Mr Laverty also expressed disappointment that only a modest $55.2 million in new spending has been allocated to the aged care sector, which he describes as being under immense strain and in urgent need of reform and additional funding.
Less than three weeks ago, PM Julia Gillard announced an ambitious $3.7 billion plan to overhaul the aged care sector. But the majority of the funding for the Government's heavily-promoted "Living Longer, Living Better" scheme turns out to be made up of redirected allocations from the scaled back Aged Care Funding Instrument Program, with only half a billion in new funding allocated over five years.
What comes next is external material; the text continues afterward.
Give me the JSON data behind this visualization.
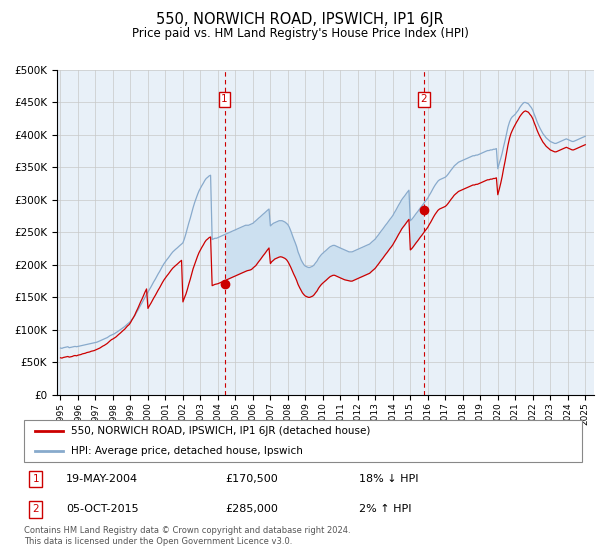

Of this amount, just $55.2 million has been put aside for 2012-13.
Despite welcoming $1 billion in new funding over four years to kick-start a National Disability Insurance Scheme (NDIS), $225 million in new funding to give a $515 million boost to public dental care, and applauding improved access to free bowel cancer screening for older Australians, Mr Laverty is troubled that health issues at a wider level were not addressed.
The predicted shortfall was included in a report by Health Workforce Australia issued two weeks ago. But instead of confronting the issue, the Government responded with a Budget that cut back workforce spending in the sector by $68 million.
Health experienced more than $1 billion in cuts in last night's Budget, including trimming back the Medicare Safety Net and winding back the medical expenses tax offset.
Among the severest critics of Wayne Swan's Budget last night is Dr John Falzon, Chief Executive of St Vincent de Paul Society's National Council.
"The Government's bid to get back into surplus has come on the back of sole parents and the unemployed," he charges, sharply criticising the 2012 Budget for failing to deliver relief for people who are outside the labour market.
The Newstart Allowance has not been increased since 1996 and at $245 per week is less than half Australia's minimum wage. But despite Vinnies and welfare organisations lobbying the Government to give Newstart a much needed boost of $50 a week, the Budget increased the entitlement by just $4 per week.
As part of the Government's scramble to keep its promise and return the Budget to surplus by 2012-13, single mothers will be taken off parenting payments and forced onto Newstart once their youngest child reaches eight years of age. For mothers this means having to live on less than $38 per day while for the Government it represents a saving of more than $700 million over four years.
"The surplus has been achieved by skimming from the pockets of single parents and their children," Dr Falzon says. "There is nothing wrong with bringing home the bacon for middle Australia. But the people living at the rough end of Struggle Street are trying to get by on baked beans."
The earlier $2.9 billion pledged in foreign aid has been deferred.
Australians individually are among the most generous on earth but despite its wealth, as a nation Australia lags behind most other OCED countries. Despite being in a recession, Britain gives 0.7% of GNI in foreign aid while Australia gives less than 3.5% of GNI.
Of the 20 developing nations helped by AusAid, 18 are in our region and include Papua New Guinea, Indonesia, the Solomon Islands, Vanuatu and poverty stricken communities across Asia.
According to Caritas CEO, Jack de Groot, along with helping with agriculture, sustainability, health, education and job skills, foreign aid helps lift people out of poverty and in doing so, creates stability and security across the region.
"We would like Australians to understand they have been responsible for changing the lives of countless men, women and children through their generous commitment to helping those in need during natural disasters and through federally-funded programs that change lives in the long term," he says. "But put in perspective, the Budget potentially leaves us behind other comparable nations."
As one of the world's healthiest economies, Australia should be leading the push to address injustice and poverty, not following or lagging behind, he says.